There is a big difference between "individualistic" and "undisciplined", and it seems like coach Coen has treaded the line just fine, kind of like how Madden treaded that line as "Raider" head coach. Nowhere is that as evident as this week's upcoming game against Colgate - where this Lehigh team, even in the postgame press conference, knew that this was going to be a big, focused week of practice.
After the win over Bucknell - and the "gag order" on Colgate now officially lifted - the players were free to talk about the challenge of Colgate.
"I don't really know what to expect," Spadola said of the Colgate "Raiders." "They've been a great team these past few years. I just want to go out there, do my part, and when I have an opportunity to make plays, I just want to keep doing it. Like coach said, this week of practice will be like no other. We're going to have to bust our chops, non-stop, and just know that this team is coming into our house next week, and they're in a battle, just like us, they want the title. We just need to want it more. Next week, we just need to show it."

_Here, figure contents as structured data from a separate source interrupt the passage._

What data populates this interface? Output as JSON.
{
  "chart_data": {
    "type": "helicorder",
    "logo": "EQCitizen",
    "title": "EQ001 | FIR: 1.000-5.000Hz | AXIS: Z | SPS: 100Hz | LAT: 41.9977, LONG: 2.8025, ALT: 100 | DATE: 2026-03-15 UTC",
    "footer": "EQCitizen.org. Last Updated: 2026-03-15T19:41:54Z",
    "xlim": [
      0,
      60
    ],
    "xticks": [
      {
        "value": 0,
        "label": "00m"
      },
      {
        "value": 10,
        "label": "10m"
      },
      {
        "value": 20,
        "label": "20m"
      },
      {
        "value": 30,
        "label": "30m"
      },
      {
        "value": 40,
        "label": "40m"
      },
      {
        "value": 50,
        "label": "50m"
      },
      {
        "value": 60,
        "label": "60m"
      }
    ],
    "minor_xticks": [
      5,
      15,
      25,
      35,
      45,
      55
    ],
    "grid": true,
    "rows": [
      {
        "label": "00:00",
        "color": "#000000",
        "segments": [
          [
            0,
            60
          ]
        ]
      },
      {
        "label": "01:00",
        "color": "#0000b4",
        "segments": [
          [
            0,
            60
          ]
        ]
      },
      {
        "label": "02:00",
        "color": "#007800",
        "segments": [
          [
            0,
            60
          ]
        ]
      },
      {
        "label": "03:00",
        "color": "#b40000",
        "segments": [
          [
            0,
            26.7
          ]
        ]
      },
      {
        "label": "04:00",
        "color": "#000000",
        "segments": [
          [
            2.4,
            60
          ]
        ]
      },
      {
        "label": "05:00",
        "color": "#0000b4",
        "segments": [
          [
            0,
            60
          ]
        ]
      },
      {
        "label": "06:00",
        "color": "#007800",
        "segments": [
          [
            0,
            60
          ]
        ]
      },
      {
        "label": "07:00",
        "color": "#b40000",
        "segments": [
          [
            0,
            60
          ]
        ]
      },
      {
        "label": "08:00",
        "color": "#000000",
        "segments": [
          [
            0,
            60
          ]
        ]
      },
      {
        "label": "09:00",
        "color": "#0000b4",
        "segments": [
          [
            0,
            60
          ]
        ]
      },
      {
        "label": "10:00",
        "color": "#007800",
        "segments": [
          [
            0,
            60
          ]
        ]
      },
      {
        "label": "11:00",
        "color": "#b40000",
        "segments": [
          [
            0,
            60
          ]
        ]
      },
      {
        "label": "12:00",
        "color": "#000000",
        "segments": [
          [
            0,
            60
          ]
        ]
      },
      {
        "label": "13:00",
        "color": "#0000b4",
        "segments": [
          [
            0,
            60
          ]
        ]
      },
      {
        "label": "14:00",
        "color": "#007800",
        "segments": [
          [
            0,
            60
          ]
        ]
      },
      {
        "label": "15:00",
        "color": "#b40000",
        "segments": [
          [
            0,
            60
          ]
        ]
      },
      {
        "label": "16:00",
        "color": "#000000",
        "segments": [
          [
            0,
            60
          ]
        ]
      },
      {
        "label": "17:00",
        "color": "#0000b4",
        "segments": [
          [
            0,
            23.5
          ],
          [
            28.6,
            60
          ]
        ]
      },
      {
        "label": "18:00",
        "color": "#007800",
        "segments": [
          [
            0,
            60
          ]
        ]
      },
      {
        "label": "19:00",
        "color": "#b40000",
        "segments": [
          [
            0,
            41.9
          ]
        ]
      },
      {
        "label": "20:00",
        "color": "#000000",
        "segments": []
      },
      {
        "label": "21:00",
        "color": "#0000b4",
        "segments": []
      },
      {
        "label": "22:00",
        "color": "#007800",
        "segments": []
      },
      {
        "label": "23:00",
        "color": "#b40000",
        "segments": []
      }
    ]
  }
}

"We had them beat here two years ago, and we let that one slip away, and were in a real competitive game at Hamilton last year," Coen said. "We've had great games with them. The Lehigh-Colgate games, you know what types of games they are. If you love football, you love watching this game, you love playing in this game and you love coaching in this game."
It will not be easy by any stretch. Lehigh has not faced a team as physically dominating along the offensive line as Colgate, except perhaps Villanova. If Eachus lines up and runs for 600 yards for the "Raiders" - and Lehigh keeps things alive for Colgate with untimely penalties or bad special teams play - Lehigh will no longer have their Patriot League title destiny in their own hands.
Untold by Coen about that game two years ago was the fact that a critical missed extra point played a huge part in that game. Missed in the first quarter, Coen went for two on several different occasions to try to extend the lead - and didn't manage to do it. The 34-33 game - lost in the last two minutes - was partially due to special teams.
It shows that in order to beat the Colgate "Raiders", this Lehigh team may need to channel Banaszak and the Oakland "Raiders" in order to emerge the victors in next weekend's game, the final regular season home game of the Lehigh football season. Not only in the "rambunctious" way, but also in the way of solid special teams, forcing turnovers, and making Saturday "showtime".
After all, it worked for Holy Cross last weekend.